It’s Not Good To Mess With Mother Nature

Over the years, men have done things in the rhealm of nature that have not exactly worked out as they planned. The Marine Mammals Protection Act of 1972 resulted in a dramatice increase of the seal population off off Cape Cod, Massachusetts. That was a nice gesture to save the seals, but it resulted in an influx of great white sharks in the area because of the increased food supply for the sharks. There is also the example of kudzu, which was introduced to Americans during the Philadelphia Centennial Exposition in 1876 where it was touted as a great ornamental plant for its sweet-smelling blooms and sturdy vines. From the 1930’s to the 1950’s the Soil Conservation Service promoted it as a great tool for soil erosion control and planting it was encouraged throughout the south. Kudzu is now recognized as an invasive plant and has killed multiple trees throughout the southern United States. Gypsy moths came from a scientist in Massachusetts who was trying to breed a more hearty breed of silkworm to create silk for America. A few escaped and have the resulting moths have now gone as far south as New Jersey.  It’s not good to mess with mother nature.

On Wednesday,The Daily Caller reported the following:

Field biologists discovered an 18-foot invasive Burmese python weighing 215 pounds in the Florida Everglades.

Researchers from the Conservancy of Southwest Florida believed their scale was broken when they weighed the beast, as none of them could comprehend a Burmese python would ever grow so huge, National Geographic reported Tuesday. The snake, the largest ever discovered in Florida, was captured using a male scout snake with a GPS tracker attached to it, the outlet continued. Burmese pythons are effectively impossible to spot without scout snakes, according to BroBible.

The article explains that these snakes are not native to Florida. The snakes were probably introduced by pet owners whose pets excaped or who let their pets loose because they got too big. It is frightening to me that they found deer hoof cores inside the animal. Please follow the link to read the entire article for further details.

Playing With Fire

On Thursday, Hot Air posted an article about genetically modified mosquitoes in Florida. Yes, you read that right.

The article reports:

…But now there’s a new type of mosquito hanging out in the Florida Keys. It’s one that’s never been seen before because scientists genetically modified the species in an effort to use them in a genocidal war against their own kin. Thus far, the scientists seem to be declaring the experiment a success. But that sort of ignores the fact that there are now five million genetically modified super-mosquitoes roaming around Florida. (Nature Journal)

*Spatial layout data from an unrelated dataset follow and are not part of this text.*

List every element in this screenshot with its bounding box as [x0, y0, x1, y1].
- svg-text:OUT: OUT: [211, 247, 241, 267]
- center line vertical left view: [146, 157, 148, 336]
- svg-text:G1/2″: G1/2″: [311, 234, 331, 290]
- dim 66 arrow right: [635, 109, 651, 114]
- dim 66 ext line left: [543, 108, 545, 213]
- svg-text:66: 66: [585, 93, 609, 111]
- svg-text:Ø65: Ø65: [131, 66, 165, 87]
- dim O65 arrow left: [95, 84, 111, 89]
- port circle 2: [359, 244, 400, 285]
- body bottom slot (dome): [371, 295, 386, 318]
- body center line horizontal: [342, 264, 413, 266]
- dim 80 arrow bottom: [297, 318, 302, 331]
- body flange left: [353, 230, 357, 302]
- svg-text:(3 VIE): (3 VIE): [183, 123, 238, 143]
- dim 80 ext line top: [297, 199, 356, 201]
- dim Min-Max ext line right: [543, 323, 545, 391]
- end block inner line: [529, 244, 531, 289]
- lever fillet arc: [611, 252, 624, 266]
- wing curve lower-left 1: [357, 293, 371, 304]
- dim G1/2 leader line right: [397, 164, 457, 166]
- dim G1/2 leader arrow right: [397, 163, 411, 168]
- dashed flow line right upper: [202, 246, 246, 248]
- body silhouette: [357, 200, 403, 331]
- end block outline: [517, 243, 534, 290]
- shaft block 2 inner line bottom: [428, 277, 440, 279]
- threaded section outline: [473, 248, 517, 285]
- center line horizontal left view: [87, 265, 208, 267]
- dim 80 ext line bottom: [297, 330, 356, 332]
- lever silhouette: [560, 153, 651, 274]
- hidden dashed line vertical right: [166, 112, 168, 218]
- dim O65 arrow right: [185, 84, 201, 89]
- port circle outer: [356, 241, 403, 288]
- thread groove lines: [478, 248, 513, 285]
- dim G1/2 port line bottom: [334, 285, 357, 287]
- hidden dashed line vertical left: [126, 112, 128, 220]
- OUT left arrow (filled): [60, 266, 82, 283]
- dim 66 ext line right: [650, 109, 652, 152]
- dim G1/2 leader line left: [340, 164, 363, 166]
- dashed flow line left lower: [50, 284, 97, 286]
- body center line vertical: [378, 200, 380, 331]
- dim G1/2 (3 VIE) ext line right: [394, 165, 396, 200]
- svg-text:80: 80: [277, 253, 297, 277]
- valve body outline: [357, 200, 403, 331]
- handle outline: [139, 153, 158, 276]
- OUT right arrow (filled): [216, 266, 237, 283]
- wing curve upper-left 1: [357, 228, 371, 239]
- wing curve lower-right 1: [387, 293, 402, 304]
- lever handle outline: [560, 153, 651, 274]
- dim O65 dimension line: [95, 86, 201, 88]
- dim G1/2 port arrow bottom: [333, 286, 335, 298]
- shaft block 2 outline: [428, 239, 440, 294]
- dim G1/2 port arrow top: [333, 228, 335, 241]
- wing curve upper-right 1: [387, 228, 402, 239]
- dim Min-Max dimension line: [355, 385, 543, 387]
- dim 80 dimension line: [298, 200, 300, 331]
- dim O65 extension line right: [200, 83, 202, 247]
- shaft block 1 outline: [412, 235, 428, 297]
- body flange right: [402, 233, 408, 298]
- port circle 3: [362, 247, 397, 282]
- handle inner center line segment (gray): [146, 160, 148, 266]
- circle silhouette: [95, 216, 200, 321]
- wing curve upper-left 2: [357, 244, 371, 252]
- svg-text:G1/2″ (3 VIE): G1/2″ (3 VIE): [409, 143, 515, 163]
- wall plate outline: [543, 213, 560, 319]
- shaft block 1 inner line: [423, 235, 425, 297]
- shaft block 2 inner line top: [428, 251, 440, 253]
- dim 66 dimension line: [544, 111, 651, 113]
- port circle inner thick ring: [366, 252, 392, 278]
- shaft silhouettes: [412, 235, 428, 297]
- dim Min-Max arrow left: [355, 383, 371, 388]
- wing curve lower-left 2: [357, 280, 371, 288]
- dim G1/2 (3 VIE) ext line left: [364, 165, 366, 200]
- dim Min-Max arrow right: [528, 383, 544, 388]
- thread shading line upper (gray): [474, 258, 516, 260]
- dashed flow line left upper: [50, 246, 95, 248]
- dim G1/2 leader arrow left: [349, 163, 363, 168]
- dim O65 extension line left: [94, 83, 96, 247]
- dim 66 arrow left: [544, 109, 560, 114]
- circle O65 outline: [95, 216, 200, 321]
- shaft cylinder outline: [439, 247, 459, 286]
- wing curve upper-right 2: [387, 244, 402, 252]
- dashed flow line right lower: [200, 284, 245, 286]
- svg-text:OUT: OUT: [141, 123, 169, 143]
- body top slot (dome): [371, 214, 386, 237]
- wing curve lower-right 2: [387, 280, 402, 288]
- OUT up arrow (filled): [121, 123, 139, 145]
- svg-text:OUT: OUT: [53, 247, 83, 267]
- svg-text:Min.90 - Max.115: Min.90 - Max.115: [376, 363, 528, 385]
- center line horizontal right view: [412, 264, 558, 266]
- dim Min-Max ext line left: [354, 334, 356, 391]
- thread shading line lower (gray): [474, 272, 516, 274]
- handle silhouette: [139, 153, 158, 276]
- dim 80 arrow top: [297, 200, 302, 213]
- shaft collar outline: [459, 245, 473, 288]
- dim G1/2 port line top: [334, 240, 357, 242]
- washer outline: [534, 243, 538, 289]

Researchers have completed the first open-air study of genetically engineered mosquitoes in the United States. The results, according to the biotechnology firm running the experiment, are positive. But larger tests are still needed to determine whether the insects can achieve the ultimate goal of suppressing a wild population of potentially virus-carrying mosquitoes.

The experiment has been underway since April 2021 in the Florida Keys, a chain of tropical islands near the southern tip of Florida. Oxitec, which developed the insects, released nearly five million engineered Aedes aegypti mosquitoes over the course of seven months, and has now almost completed monitoring the release sites.

Based in Abingdon, UK, the firm reported the first results from the experiment during a webinar on 6 April, although it has not yet published the data.

The article explains how the modification is supposed to work:

Okay, so let’s see how this is supposed to work, shall we? This British company, Oxitec, genetically engineered some of the A. aegypti mosquito (also known as the Yellow Fever Mosquito) so that the males inherited a particular new gene. When the males fertilize the eggs of females, the offspring inherit the gene. The gene has no effect on the male offspring but it causes a destructive mutation in all of the female offspring, leading them to die before they can reproduce. In theory, they would begin drastically reducing the population of female mosquitoes until there were so few mating options for the males that the population should shrink drastically.

I don’t want to be anti-science here, but this scares me to death. I realize that scientists know a lot about genetics, but I think they are in dangerous territory here.

As reported by gypsy moth alert:

The gypsy moth was brought to North America from France by Mr. E. Leopold Trouvelot. His purpose was to breed hybrid silkworms that would be hardier than the Chinese species and that could be used to establish a silk industry in the United States. By 1865 he had a million caterpillars feeding under protective netting at his home in Medford Massachussets. In 1869 some of them escaped and were apparently scattered by a windstorm.

Gypsy moths have now spread into most of New England, down the east coast to Virginia, to Michigan and Wisconsin, and to Oregon. They have done tremendous damage to trees in those areas. I am hoping that the genetically modified mosquitoes will at least stay in Florida, but I doubt it.